Я силился уразуметь, что же вижу. Подыскивал слово. Нет, не крипта, не грот, я подбирал другое название, а пока что просто внимательно смотрел по сторонам, суммируя детали представшей передо мной картины. У этих манекенов были лица, стершиеся, изъеденные – глаза, нос, рот, – разрушенные лица, пепельно-серые, и морщинистые руки, тоже подпорченные. Я насчитал около двадцати таких фигур и несколько цельных, в полный рост, – они стояли, опустив головы, в старых, изорванных рясах. Я пошел дальше, между рядами тел – ошеломляющее зрелище, и само это место, и само слово тоже, а слово было вот какое – катакомба.
Фигуры, святые-пустынники, мумии, иссохшие в подземной гробнице, – замкнутый с ними в одном пространстве, я заворожен, а в воздухе витает еле уловимый запах тлена. Стою не дыша. Более чем очевидная трактовка: эти статуи символизируют праотцов, предыдущую версию мужчин и женщин, зафиксированных вертикально внутри криокапсулы, – настоящих людей на пороге вечности. Но трактовать не хотелось. Хотелось видеть и ощущать явленное здесь, пусть, погружаясь в это переживание, я и понимал, что не для меня оно.
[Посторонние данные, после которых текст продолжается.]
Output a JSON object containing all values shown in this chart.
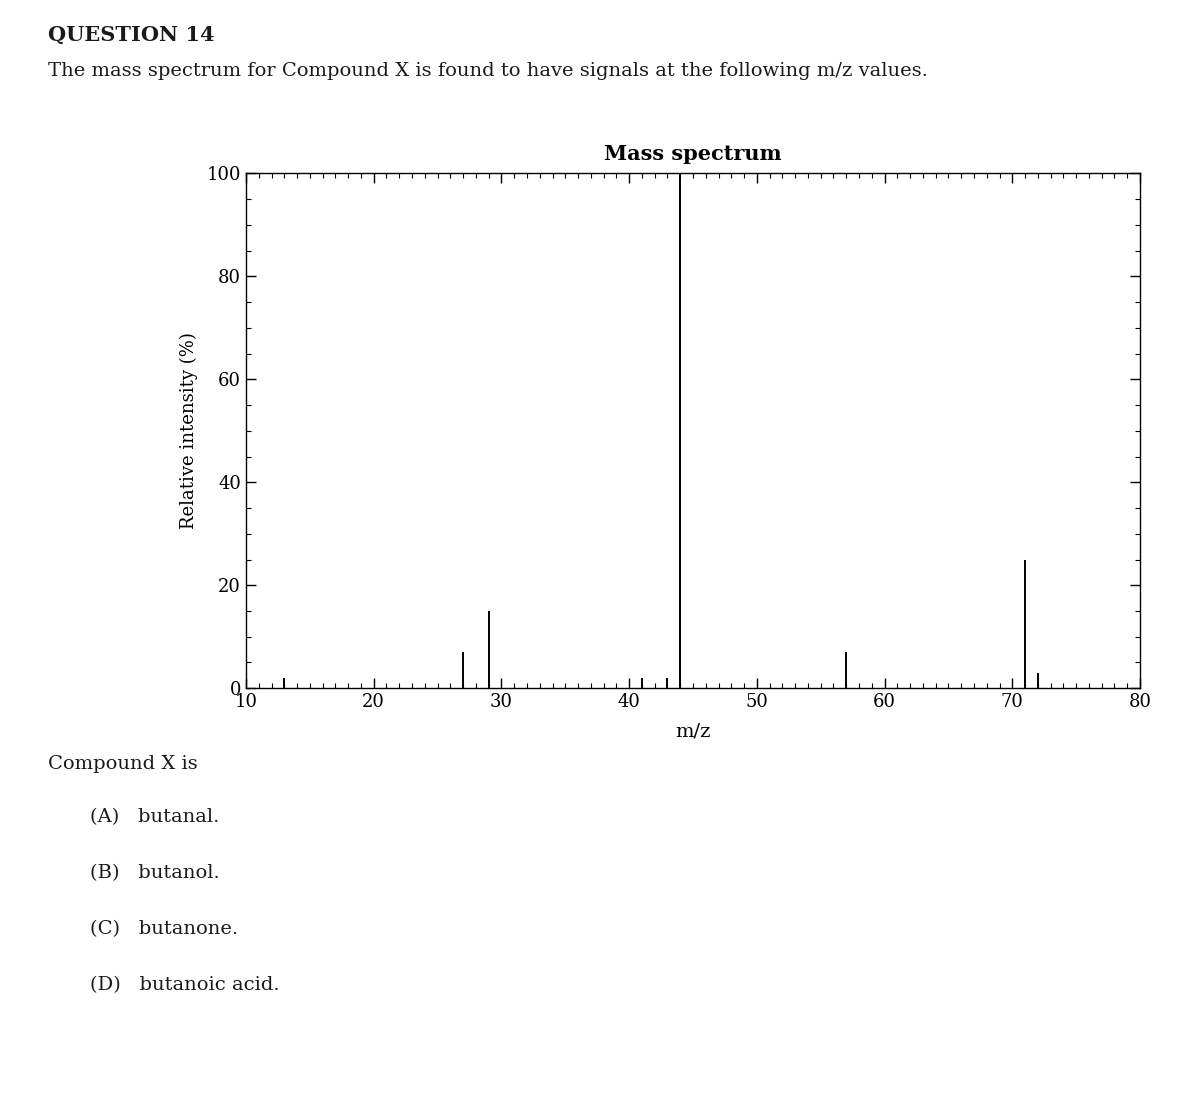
{
  "question_number": "QUESTION 14",
  "question_text": "The mass spectrum for Compound X is found to have signals at the following m/z values.",
  "chart_title": "Mass spectrum",
  "xlabel": "m/z",
  "ylabel": "Relative intensity (%)",
  "peaks": [
    {
      "mz": 13,
      "intensity": 2
    },
    {
      "mz": 27,
      "intensity": 7
    },
    {
      "mz": 29,
      "intensity": 15
    },
    {
      "mz": 41,
      "intensity": 2
    },
    {
      "mz": 43,
      "intensity": 2
    },
    {
      "mz": 44,
      "intensity": 100
    },
    {
      "mz": 57,
      "intensity": 7
    },
    {
      "mz": 71,
      "intensity": 25
    },
    {
      "mz": 72,
      "intensity": 3
    }
  ],
  "xmin": 10,
  "xmax": 80,
  "ymin": 0,
  "ymax": 100,
  "yticks": [
    0,
    20,
    40,
    60,
    80,
    100
  ],
  "xticks": [
    10,
    20,
    30,
    40,
    50,
    60,
    70,
    80
  ],
  "choices_label": "Compound X is",
  "choices": [
    "(A)   butanal.",
    "(B)   butanol.",
    "(C)   butanone.",
    "(D)   butanoic acid."
  ],
  "peak_color": "#000000",
  "background_color": "#ffffff",
  "text_color": "#1a1a1a"
}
Но почему же манекены способны поразить сильнее, чем, скажем, забальзамированные люди, которым сотни лет, в какой-нибудь церкви или монастыре? Сам я в подобных местах – в криптах итальянских или французских храмов – не бывал, однако не мог себе представить картины более впечатляющей. А в этом подземелье что? Не мрамор, над которым трудился ваятель, не дерево, обработанное искусным резчиком, покрытое сусальным золотом. Просто куски пластмассы, синтетического сплава, задрапированные в одежды мертвецов, в рясы с капюшонами, что добавляют в атмосферу тоскливую ноту, изображая томление человекоподобного духа. Но я опять трактую, верно? И так проголодался, ослабел, так измочален происшествиями сегодняшнего дня, что не удивлюсь уже, если статуи заговорят.
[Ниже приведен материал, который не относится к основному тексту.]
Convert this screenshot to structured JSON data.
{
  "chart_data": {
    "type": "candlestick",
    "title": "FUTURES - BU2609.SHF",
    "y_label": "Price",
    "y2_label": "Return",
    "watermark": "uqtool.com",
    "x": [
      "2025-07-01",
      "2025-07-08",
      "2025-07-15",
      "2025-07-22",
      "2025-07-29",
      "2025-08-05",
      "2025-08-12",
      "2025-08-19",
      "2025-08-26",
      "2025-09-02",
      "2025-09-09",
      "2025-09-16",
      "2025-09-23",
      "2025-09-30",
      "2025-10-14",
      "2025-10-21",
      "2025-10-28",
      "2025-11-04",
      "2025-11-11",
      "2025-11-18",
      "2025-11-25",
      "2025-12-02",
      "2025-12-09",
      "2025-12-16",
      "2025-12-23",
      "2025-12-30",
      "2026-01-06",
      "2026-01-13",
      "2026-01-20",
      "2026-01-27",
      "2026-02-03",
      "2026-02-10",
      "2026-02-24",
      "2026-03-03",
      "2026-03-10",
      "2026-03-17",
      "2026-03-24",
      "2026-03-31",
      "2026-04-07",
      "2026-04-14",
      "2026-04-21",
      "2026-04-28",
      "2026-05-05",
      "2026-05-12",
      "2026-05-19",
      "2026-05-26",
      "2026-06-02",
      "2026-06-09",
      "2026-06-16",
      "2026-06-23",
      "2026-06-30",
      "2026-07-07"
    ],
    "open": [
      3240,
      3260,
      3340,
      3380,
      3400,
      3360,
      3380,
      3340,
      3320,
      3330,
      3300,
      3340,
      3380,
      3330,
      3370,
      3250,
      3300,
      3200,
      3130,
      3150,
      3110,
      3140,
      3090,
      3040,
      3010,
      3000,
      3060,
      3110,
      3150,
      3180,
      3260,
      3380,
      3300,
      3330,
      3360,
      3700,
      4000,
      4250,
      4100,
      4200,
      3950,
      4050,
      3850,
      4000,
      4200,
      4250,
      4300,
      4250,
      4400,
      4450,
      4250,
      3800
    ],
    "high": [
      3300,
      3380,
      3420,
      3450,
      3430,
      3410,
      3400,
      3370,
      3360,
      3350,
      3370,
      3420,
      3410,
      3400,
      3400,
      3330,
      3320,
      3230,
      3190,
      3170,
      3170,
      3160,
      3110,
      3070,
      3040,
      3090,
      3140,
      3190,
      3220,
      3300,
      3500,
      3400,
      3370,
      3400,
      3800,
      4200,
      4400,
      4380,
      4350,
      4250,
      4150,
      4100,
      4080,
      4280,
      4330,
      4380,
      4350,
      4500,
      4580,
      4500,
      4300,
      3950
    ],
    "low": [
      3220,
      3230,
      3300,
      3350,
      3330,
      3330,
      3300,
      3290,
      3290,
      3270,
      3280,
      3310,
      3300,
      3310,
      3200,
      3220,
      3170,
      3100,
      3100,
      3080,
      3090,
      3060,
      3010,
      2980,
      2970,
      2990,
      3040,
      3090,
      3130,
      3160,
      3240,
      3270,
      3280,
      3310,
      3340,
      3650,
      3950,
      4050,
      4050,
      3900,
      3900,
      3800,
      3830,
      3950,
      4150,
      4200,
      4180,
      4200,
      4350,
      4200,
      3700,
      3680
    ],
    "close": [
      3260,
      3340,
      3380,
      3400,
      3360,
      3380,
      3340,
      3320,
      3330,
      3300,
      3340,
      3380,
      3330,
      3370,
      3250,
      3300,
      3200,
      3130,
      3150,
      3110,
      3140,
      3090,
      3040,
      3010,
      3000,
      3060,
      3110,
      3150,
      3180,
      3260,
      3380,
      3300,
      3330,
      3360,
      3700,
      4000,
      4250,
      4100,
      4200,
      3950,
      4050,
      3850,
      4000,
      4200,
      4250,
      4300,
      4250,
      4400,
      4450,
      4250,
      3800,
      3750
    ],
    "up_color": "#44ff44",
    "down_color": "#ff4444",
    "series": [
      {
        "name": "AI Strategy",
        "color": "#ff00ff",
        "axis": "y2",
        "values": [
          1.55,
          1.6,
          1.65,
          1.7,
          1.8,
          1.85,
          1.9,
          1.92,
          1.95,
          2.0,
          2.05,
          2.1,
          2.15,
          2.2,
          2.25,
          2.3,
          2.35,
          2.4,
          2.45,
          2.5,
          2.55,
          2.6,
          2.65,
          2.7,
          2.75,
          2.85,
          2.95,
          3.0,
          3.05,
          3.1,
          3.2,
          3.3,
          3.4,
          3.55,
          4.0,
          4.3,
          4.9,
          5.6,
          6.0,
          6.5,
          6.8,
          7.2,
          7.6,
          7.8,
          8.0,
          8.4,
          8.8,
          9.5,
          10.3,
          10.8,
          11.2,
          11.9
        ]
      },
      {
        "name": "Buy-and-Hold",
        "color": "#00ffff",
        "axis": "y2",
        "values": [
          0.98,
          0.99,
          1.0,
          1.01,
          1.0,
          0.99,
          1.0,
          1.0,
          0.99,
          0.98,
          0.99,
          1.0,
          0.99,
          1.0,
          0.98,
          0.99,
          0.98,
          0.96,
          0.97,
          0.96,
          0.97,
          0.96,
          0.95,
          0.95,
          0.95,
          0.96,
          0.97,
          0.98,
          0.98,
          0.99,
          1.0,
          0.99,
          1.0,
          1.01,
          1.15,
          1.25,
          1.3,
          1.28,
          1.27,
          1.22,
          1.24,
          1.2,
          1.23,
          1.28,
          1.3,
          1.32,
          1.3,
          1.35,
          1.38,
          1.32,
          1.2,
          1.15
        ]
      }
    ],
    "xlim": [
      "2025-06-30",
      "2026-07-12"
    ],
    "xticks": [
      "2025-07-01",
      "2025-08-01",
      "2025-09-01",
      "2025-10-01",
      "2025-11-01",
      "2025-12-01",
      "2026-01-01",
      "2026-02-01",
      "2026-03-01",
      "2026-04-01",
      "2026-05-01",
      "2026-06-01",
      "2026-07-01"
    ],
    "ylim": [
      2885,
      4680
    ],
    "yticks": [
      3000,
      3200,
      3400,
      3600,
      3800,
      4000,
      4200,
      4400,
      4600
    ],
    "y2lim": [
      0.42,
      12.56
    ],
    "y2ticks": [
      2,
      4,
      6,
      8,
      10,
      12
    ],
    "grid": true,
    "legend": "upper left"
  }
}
Дальше, за рядами пластмассовых тел, по помещению разливался слепящий белый свет – приблизившись, я даже прикрыл глаза рукой. Здесь была яма, в ней опять же манекены, скрученные, сваленные в кучу – тут и там торчат руки, головы – голые черепа – безжалостно вывернуты, измятые тела с конечностями на шарнирах переплетены; стерилизованные люди, мужчины и женщины, лишенные половых признаков, а вместо лиц – пустота, только одна бесцветная фигура – альбинос – таращится на меня горящими розовыми глазами.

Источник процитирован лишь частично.